Depuis 15 heures on est entré dans une gorge de montagne et traîne dans les lacets où le car et la jeep ont à peine assez de place pour se dépasser. Le côté gauche du car n’arrête pas de se pencher au-dessus du précipice, les roues envoient des cailloux dans le vide avec une vitesse incroyable, et si l’on sort la tête de la fenêtre pour regarder en bas, on a l’idée complètement illusoire que les roues sont presque dans le vide et le car est sur le point de chuter. Les indiens à côté de moi n’y font aucune attention. C’est quoi – le tempérament ferme ou l’indifférence envers la vie? J’ai entendu que les cas de chutes des cars dans les montagnes ne sont pas si rares en Indes, une légère appréhension et la montée de l’adrénaline surviennent donc du moment à l’autre, ainsi que la pensée que MOI, je ne peux pas mourir comme ça – disgracieusement, inaperçue, à cause d’un conducteur quelconque fautif.
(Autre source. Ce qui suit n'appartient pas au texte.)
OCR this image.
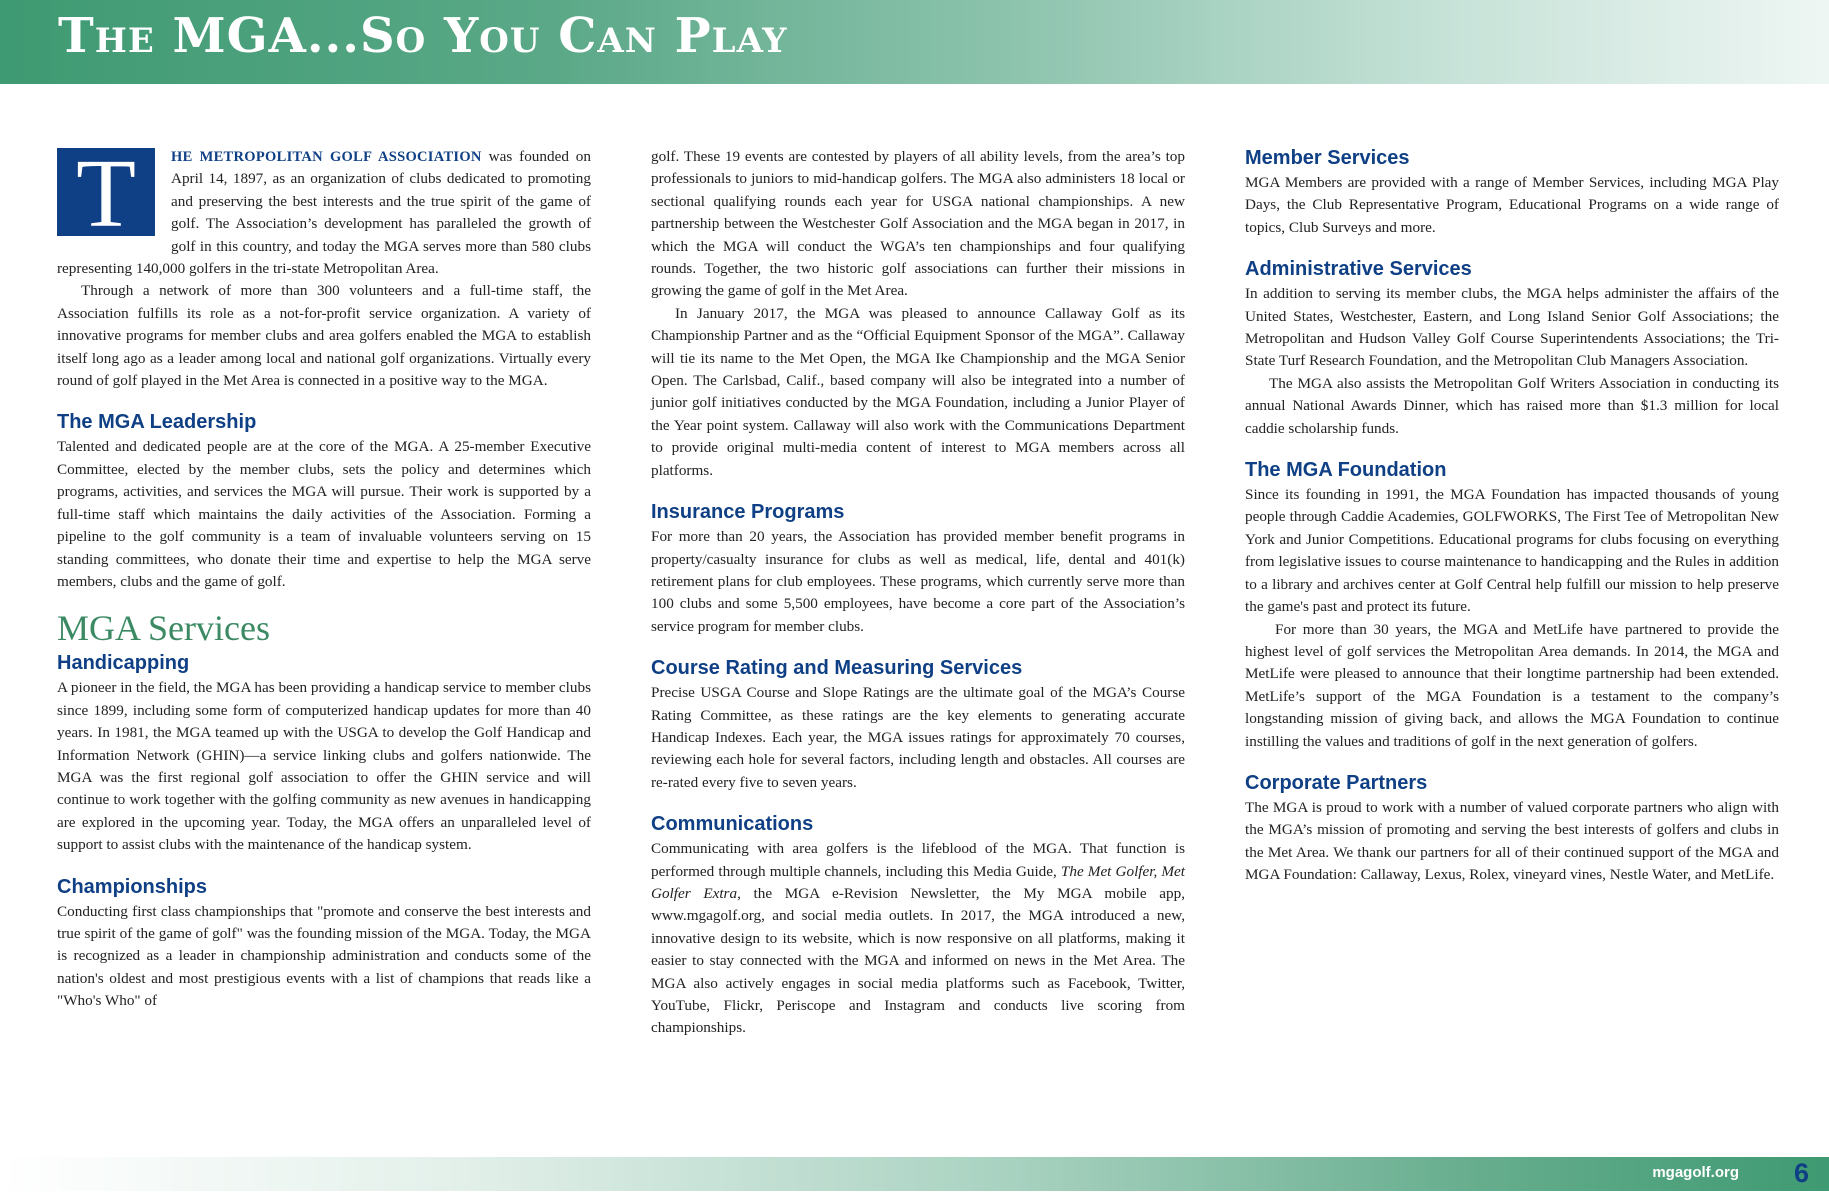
The MGA...So You Can Play

T	HE METROPOLITAN GOLF ASSOCIATION was founded on April 14, 1897, as an organization of clubs dedicated to promoting and preserving the best interests and the true spirit of the game of golf. The Association’s development has paralleled the growth of golf in this country, and today the MGA serves more than 580 clubs representing 140,000 golfers in the tri-state Metropolitan Area.

Through a network of more than 300 volunteers and a full-time staff, the Association fulfills its role as a not-for-profit service organization. A variety of innovative programs for member clubs and area golfers enabled the MGA to establish itself long ago as a leader among local and national golf organizations. Virtually every round of golf played in the Met Area is connected in a positive way to the MGA.

The MGA Leadership

Talented and dedicated people are at the core of the MGA. A 25-member Executive Committee, elected by the member clubs, sets the policy and determines which programs, activities, and services the MGA will pursue. Their work is supported by a full-time staff which maintains the daily activities of the Association. Forming a pipeline to the golf community is a team of invaluable volunteers serving on 15 standing committees, who donate their time and expertise to help the MGA serve members, clubs and the game of golf.

MGA Services
Handicapping

A pioneer in the field, the MGA has been providing a handicap service to member clubs since 1899, including some form of computerized handicap updates for more than 40 years. In 1981, the MGA teamed up with the USGA to develop the Golf Handicap and Information Network (GHIN)—a service linking clubs and golfers nationwide. The MGA was the first regional golf association to offer the GHIN service and will continue to work together with the golfing community as new avenues in handicapping are explored in the upcoming year. Today, the MGA offers an unparalleled level of support to assist clubs with the maintenance of the handicap system.

Championships

Conducting first class championships that "promote and conserve the best interests and true spirit of the game of golf" was the founding mission of the MGA. Today, the MGA is recognized as a leader in championship administration and conducts some of the nation's oldest and most prestigious events with a list of champions that reads like a "Who's Who" of

golf. These 19 events are contested by players of all ability levels, from the area’s top professionals to juniors to mid-handicap golfers. The MGA also administers 18 local or sectional qualifying rounds each year for USGA national championships. A new partnership between the Westchester Golf Association and the MGA began in 2017, in which the MGA will conduct the WGA’s ten championships and four qualifying rounds. Together, the two historic golf associations can further their missions in growing the game of golf in the Met Area.

In January 2017, the MGA was pleased to announce Callaway Golf as its Championship Partner and as the “Official Equipment Sponsor of the MGA”. Callaway will tie its name to the Met Open, the MGA Ike Championship and the MGA Senior Open. The Carlsbad, Calif., based company will also be integrated into a number of junior golf initiatives conducted by the MGA Foundation, including a Junior Player of the Year point system. Callaway will also work with the Communications Department to provide original multi-media content of interest to MGA members across all platforms.

Insurance Programs

For more than 20 years, the Association has provided member benefit programs in property/casualty insurance for clubs as well as medical, life, dental and 401(k) retirement plans for club employees. These programs, which currently serve more than 100 clubs and some 5,500 employees, have become a core part of the Association’s service program for member clubs.

Course Rating and Measuring Services

Precise USGA Course and Slope Ratings are the ultimate goal of the MGA’s Course Rating Committee, as these ratings are the key elements to generating accurate Handicap Indexes. Each year, the MGA issues ratings for approximately 70 courses, reviewing each hole for several factors, including length and obstacles. All courses are re-rated every five to seven years.

Communications

Communicating with area golfers is the lifeblood of the MGA. That function is performed through multiple channels, including this Media Guide, The Met Golfer, Met Golfer Extra, the MGA e-Revision Newsletter, the My MGA mobile app, www.mgagolf.org, and social media outlets. In 2017, the MGA introduced a new, innovative design to its website, which is now responsive on all platforms, making it easier to stay connected with the MGA and informed on news in the Met Area. The MGA also actively engages in social media platforms such as Facebook, Twitter, YouTube, Flickr, Periscope and Instagram and conducts live scoring from championships.

Member Services

MGA Members are provided with a range of Member Services, including MGA Play Days, the Club Representative Program, Educational Programs on a wide range of topics, Club Surveys and more.

Administrative Services

In addition to serving its member clubs, the MGA helps administer the affairs of the United States, Westchester, Eastern, and Long Island Senior Golf Associations; the Metropolitan and Hudson Valley Golf Course Superintendents Associations; the Tri-State Turf Research Foundation, and the Metropolitan Club Managers Association.

The MGA also assists the Metropolitan Golf Writers Association in conducting its annual National Awards Dinner, which has raised more than $1.3 million for local caddie scholarship funds.

The MGA Foundation

Since its founding in 1991, the MGA Foundation has impacted thousands of young people through Caddie Academies, GOLFWORKS, The First Tee of Metropolitan New York and Junior Competitions. Educational programs for clubs focusing on everything from legislative issues to course maintenance to handicapping and the Rules in addition to a library and archives center at Golf Central help fulfill our mission to help preserve the game's past and protect its future.

For more than 30 years, the MGA and MetLife have partnered to provide the highest level of golf services the Metropolitan Area demands. In 2014, the MGA and MetLife were pleased to announce that their longtime partnership had been extended. MetLife’s support of the MGA Foundation is a testament to the company’s longstanding mission of giving back, and allows the MGA Foundation to continue instilling the values and traditions of golf in the next generation of golfers.

Corporate Partners

The MGA is proud to work with a number of valued corporate partners who align with the MGA’s mission of promoting and serving the best interests of golfers and clubs in the Met Area. We thank our partners for all of their continued support of the MGA and MGA Foundation: Callaway, Lexus, Rolex, vineyard vines, Nestle Water, and MetLife.

mgagolf.org 6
La réclusion de 30 heures dans le car m’a totalement lessivée. Mon corps a mal partout par suite de la fatigue et la position assise forcée, et les montagnes derrière la fenêtre ne m’intéressent plus. Est-ce vrai que c’est l’Himalaya? Les montagnes ne sont pas hautes, grises, avec de la végétation clairsemée, absolument inhospitalières et se ressemblant beaucoup. Elles ont le rapport pas plus considérable au mot mystérieux «l’Himalaya» que les restes de pomme par rapport à une pomme, et néanmoins, ce sont réellement elles – mais seulement des monticules qui enroulent les kilomètres infinis des routes sur les roues de notre car. En contrebas, une rivière étroite couleur béton coule sur de grands cailloux, le soleil apparaît de temps en temps, et toutes les pensées ne concernent que la fin de ce roulis monotone.
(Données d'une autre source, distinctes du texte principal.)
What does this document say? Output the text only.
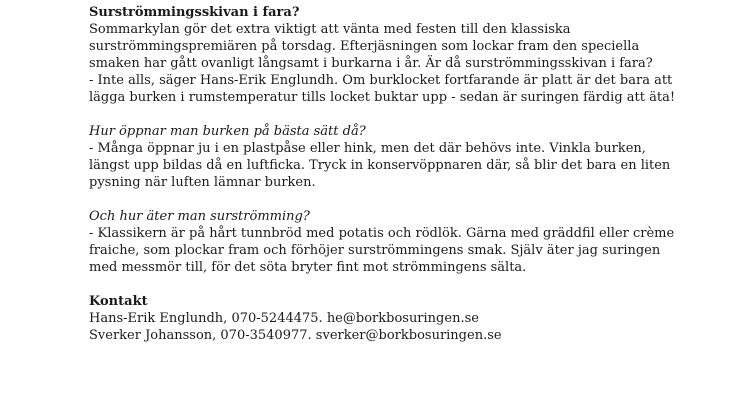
Surströmmingsskivan i fara?

Sommarkylan gör det extra viktigt att vänta med festen till den klassiska

surströmmingspremiären på torsdag. Efterjäsningen som lockar fram den speciella

smaken har gått ovanligt långsamt i burkarna i år. Är då surströmmingsskivan i fara?

- Inte alls, säger Hans-Erik Englundh. Om burklocket fortfarande är platt är det bara att

lägga burken i rumstemperatur tills locket buktar upp - sedan är suringen färdig att äta!

Hur öppnar man burken på bästa sätt då?

- Många öppnar ju i en plastpåse eller hink, men det där behövs inte. Vinkla burken,

längst upp bildas då en luftficka. Tryck in konservöppnaren där, så blir det bara en liten

pysning när luften lämnar burken.

Och hur äter man surströmming?

- Klassikern är på hårt tunnbröd med potatis och rödlök. Gärna med gräddfil eller crème

fraiche, som plockar fram och förhöjer surströmmingens smak. Själv äter jag suringen

med messmör till, för det söta bryter fint mot strömmingens sälta.

Kontakt

Hans-Erik Englundh, 070-5244475. he@borkbosuringen.se

Sverker Johansson, 070-3540977. sverker@borkbosuringen.se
Le groupe tumultueux des étrangers qui ont fait la fête toute la nuit a maintenant l’air blafard aussi, – tout le monde est fatigué par une journée de route et est en train d’échanger les impressions, les projets et l’information sur les prix et les hôtels, sans se rendre compte que ça fait deuxième, sinon troisième fois qu’ils recommencent. La conversation vit sa vie et ne veut pas s’arrêter, en n’apportant plus d’impressions, mais seulement l’épuisement et l’ennui… Je ne veux ni entendre de telles discussions, ni y participer. Il est agréable de se sentir suspendue dans l’espace et le temps, attachée à personne par aucuns projets.
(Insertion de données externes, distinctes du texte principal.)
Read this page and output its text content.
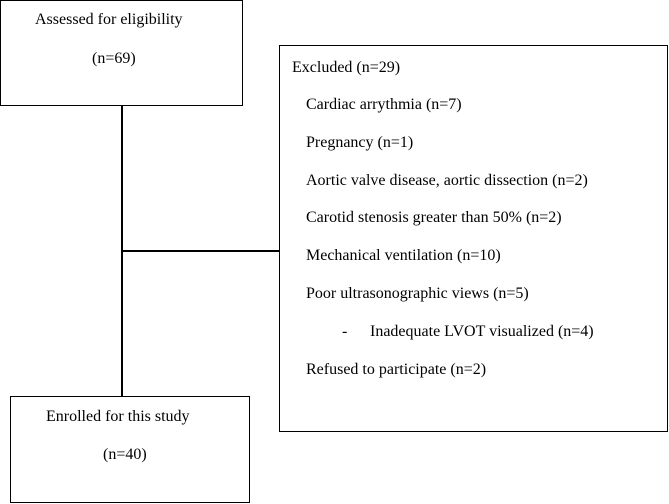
Assessed for eligibility
(n=69)
Excluded (n=29)
Cardiac arrythmia (n=7)
Pregnancy (n=1)
Aortic valve disease, aortic dissection (n=2)
Carotid stenosis greater than 50% (n=2)
Mechanical ventilation (n=10)
Poor ultrasonographic views (n=5)
- Inadequate LVOT visualized (n=4)
Refused to participate (n=2)
Enrolled for this study
(n=40)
Des villages, des gens, un enchaînement infini des maisons le long de la route, ils habitent ici … naissent, vivent, mettent des enfants au monde et meurent – juste ici … incroyable… quand j’étais petite, le soir, en automne ou hiver, j’allais me promener dans le noir, je regardais des fenêtres illuminées des maisons, je jetais des coups d’oeil dedans: des silhouettes des gens… ils parlaient, mangeaient, marchaient, gesticulaient,… ils y habitaient… Bizarrement, à chaque fois je me sentais terriblement mal à l’aise, comme si la perception ordinaire se déplaçait, je cessais d’être moi-même et devenais cette personne-là, celle-là… plus précisément, je devenais quelqu’un d’»entre» nous – en me plantant au milieu, et cela m’inspirais de l’horreur, l’horreur de la perte de moi, de mon individualité. Comment ça se fait qu’ils habitent par là… comment une vie quelconque peut-elle exister hors de moi, là où je ne suis pas et ne serai jamais? Il y avait quelque chose dans ça qui s’associait avec la peur de la mort de ma petite enfance: lorsque je pleurais dans mon lit en imaginant que quand je serai morte, la vie continuera, mais pas pour moi, je ne serai plus JAMAIS là… Je n’ai pas pu me résigner à ce «jamais», – il n’est pas possible de s’y résigner, seulement de le camoufler, jeter, se forcer à ne plus y penser, et qui sait ce que j’oublie en plus, en passant l’éponge volontairement sur des morceaux entiers de ma vie…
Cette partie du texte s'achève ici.